Thüringens Einwohnerzahl schrumpft. Und in diesem Jahr könnten nach Prognosen so wenige Kinder geboren werden wie zuletzt in der ersten Hälfte der 1990er Jahre.
Bevölkerung
Figuren von Menschen in verschiedenem Alter sind auf Fensterscheiben aufgeklebt. © Jens Kalaene/dpa-Zentralbild/dpa

Die Zahl der Thüringerinnen und Thüringer ist innerhalb eines halben Jahres um rund 2800 Menschen gesunken. Hauptgrund sei das Geburtendefizit, das auch durch die Aufnahme von Migranten nicht ausgeglichen werden konnte, berichtete das Statistische Landesamt am Freitag in Erfurt. Insgesamt lebten Ende Juni rund 2.124.000 Menschen im Freistaat, jeweils etwa zur Hälfte Frauen und Männer.

Nach den Zahlen des Landesamtes kamen in der ersten Hälfte des Jahres 6731 Menschen mehr nach Thüringen als wegzogen. Damit konnte jedoch das Geburtendefizit von 9331 Menschen nicht ausgeglichen werden - die Einwohnerzahl schrumpfte.

Das Geburtendefizit resultierte daraus, dass in den ersten sechs Monaten 15.755 Menschen im Freistaat starben, etwa ein Prozent mehr als im Vorjahreszeitraum. Gleichzeitig wurden 6424 Babys geboren und damit 537 oder 7,7 Prozent weniger als im ersten Halbjahr 2022.

Hochgerechnet auf das gesamte Jahr 2023 sei mit insgesamt etwa 13.000 Geburten zu rechnen, erklärten die Statistiker. «Diese Anzahl läge nahe an dem für Thüringen historischen Tief von 12 721 Geburten im Jahr 1994.»

In der ersten Jahreshälfte kamen 31.867 Menschen nach Thüringen - 28,2 Prozent weniger als im Vorjahreszeitraum. Der Zuzug von Menschen aus dem Ausland sank um 11.746 Menschen im Vergleich zu dem Zuzug aus dem Ausland im Vorjahreszeitraum, als 32.373 Menschen kamen. 25.136 Menschen verließen den Freistaat, darunter 11.969 Ausländer - ein Plus von 14,4 Prozent. Durch die Wanderung zwischen den Bundesländern verlor Thüringen 1927 Menschen, weil mehr gingen als kamen.

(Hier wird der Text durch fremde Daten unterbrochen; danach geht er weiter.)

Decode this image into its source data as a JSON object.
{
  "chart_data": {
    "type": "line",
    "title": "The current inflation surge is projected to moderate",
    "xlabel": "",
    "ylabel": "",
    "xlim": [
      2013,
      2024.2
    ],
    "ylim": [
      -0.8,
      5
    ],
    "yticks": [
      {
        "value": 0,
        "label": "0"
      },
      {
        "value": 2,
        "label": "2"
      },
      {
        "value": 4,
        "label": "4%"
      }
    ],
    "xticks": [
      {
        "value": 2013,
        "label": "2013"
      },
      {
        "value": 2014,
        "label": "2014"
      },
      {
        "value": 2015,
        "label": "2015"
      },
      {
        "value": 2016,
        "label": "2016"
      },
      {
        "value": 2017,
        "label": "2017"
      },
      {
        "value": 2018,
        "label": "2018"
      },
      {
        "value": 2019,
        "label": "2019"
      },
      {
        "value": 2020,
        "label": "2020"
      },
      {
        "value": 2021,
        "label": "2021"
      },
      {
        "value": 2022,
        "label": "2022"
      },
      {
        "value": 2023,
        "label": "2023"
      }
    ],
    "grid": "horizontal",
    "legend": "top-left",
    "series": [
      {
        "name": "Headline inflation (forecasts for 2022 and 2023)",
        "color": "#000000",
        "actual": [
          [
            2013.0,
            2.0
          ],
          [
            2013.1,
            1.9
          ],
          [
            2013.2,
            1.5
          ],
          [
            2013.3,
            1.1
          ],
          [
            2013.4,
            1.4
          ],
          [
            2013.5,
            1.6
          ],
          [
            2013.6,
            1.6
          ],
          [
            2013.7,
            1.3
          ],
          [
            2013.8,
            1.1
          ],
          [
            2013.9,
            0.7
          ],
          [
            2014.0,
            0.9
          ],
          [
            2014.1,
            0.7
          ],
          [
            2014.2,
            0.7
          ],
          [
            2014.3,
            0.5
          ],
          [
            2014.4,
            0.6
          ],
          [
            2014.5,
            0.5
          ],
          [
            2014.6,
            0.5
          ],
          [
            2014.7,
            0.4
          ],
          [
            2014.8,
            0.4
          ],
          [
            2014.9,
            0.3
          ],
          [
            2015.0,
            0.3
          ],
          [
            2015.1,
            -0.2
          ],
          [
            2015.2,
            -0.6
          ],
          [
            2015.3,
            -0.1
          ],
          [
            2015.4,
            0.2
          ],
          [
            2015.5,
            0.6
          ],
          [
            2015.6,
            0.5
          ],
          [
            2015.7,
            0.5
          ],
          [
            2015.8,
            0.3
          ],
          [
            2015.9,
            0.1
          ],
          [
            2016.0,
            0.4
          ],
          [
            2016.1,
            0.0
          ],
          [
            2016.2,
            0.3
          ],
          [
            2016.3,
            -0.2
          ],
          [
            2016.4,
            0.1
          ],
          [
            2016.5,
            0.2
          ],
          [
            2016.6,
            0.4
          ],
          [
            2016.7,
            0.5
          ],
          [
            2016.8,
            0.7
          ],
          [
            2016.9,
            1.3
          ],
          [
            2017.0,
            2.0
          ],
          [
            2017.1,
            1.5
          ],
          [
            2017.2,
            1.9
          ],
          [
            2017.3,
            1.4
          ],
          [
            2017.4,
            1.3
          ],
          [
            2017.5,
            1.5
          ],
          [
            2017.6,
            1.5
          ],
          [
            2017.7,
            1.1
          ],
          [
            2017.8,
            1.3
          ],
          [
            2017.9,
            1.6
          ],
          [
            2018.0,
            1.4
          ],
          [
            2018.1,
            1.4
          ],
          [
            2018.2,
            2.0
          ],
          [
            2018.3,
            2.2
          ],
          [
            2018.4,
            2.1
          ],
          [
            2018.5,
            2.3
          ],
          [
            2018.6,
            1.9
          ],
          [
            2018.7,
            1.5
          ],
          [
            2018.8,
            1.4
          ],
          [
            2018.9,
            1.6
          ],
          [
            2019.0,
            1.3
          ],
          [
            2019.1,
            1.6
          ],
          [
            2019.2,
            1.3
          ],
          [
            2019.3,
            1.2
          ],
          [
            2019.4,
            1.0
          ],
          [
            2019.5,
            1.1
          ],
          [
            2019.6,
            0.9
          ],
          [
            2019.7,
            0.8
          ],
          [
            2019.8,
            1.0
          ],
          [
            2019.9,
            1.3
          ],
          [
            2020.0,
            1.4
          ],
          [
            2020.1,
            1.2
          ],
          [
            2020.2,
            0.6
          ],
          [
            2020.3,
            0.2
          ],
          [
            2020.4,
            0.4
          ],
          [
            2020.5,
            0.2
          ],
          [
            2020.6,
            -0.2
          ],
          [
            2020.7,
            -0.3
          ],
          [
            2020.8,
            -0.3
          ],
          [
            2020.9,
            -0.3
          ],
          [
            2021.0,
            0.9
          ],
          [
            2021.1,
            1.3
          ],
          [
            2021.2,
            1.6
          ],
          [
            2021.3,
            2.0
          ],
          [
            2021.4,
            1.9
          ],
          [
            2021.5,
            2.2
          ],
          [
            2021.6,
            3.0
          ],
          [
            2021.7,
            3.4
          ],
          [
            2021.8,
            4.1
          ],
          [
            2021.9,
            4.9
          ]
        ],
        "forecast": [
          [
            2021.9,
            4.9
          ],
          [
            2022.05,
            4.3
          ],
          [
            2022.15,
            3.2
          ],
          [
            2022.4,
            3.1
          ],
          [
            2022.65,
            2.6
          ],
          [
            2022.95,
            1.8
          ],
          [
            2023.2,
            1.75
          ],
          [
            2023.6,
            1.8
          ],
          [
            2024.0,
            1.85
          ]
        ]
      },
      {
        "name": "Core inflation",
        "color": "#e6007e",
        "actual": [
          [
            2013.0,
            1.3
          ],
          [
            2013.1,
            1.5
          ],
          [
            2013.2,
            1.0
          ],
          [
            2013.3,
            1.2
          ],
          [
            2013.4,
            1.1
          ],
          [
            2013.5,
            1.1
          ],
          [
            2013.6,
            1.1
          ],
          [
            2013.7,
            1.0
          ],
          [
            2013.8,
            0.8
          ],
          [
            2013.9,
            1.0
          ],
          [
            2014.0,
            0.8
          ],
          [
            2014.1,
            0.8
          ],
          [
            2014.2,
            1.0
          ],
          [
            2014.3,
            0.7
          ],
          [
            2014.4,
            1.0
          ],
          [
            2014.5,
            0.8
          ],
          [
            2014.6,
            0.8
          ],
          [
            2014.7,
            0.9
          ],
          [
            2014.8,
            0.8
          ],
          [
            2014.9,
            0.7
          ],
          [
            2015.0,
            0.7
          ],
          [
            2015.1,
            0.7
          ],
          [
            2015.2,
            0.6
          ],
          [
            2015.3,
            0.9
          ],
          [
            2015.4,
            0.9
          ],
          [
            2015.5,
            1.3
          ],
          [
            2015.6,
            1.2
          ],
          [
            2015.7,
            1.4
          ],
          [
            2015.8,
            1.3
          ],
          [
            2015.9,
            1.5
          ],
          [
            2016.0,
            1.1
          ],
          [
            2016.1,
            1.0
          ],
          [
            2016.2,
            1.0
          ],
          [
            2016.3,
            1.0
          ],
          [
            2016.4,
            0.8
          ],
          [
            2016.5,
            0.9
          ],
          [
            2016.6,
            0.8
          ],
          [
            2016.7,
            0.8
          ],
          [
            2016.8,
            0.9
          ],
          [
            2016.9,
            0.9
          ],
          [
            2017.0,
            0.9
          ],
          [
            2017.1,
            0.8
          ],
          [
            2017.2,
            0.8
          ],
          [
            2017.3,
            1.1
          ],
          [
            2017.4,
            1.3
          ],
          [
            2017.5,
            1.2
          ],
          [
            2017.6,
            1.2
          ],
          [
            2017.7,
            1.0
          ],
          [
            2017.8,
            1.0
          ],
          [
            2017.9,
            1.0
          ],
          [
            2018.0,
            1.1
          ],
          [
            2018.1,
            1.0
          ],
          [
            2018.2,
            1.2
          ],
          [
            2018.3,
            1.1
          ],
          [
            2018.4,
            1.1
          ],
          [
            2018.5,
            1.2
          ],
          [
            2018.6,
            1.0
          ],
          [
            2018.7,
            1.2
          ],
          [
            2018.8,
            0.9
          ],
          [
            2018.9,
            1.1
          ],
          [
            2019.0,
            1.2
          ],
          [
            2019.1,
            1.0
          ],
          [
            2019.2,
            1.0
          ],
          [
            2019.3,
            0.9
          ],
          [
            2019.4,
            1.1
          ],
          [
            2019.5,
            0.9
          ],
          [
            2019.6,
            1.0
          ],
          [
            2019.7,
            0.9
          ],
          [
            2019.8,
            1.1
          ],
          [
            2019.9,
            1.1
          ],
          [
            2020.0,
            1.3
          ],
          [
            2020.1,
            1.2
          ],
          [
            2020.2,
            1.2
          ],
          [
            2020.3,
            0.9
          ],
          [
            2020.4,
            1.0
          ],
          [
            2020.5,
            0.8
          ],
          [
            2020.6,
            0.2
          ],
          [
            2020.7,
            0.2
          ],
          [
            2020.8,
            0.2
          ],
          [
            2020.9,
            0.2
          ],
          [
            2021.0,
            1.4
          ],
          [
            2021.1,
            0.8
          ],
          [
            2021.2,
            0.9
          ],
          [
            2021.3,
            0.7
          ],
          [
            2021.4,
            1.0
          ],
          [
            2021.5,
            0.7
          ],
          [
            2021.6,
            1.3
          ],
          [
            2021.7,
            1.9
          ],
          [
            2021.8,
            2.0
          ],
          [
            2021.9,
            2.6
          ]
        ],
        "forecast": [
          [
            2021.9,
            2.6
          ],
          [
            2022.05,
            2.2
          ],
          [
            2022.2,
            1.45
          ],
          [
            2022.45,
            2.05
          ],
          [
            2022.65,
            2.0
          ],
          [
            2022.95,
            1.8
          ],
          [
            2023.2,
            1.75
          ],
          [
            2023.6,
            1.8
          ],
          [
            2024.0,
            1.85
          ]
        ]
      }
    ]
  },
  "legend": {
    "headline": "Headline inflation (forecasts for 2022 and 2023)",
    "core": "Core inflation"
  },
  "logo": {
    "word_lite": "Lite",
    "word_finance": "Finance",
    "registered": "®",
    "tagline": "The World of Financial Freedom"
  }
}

Einen leichten Einwohnerzuwachs verzeichneten nach den Zahlen des Landesamtes Thüringens drittgrößte Stadt Gera mit 692 Einwohnern im ersten Halbjahr und minimal der Kyffhäuserkreis mit 24 Einwohnern. Alle anderen Kreise hätten einen Einwohnerverlust verbucht - den größten die Stadt Suhl mit 544 Menschen. Aber auch Thüringens wichtigste Industriestadt Jena verlor Einwohner - exakt 431.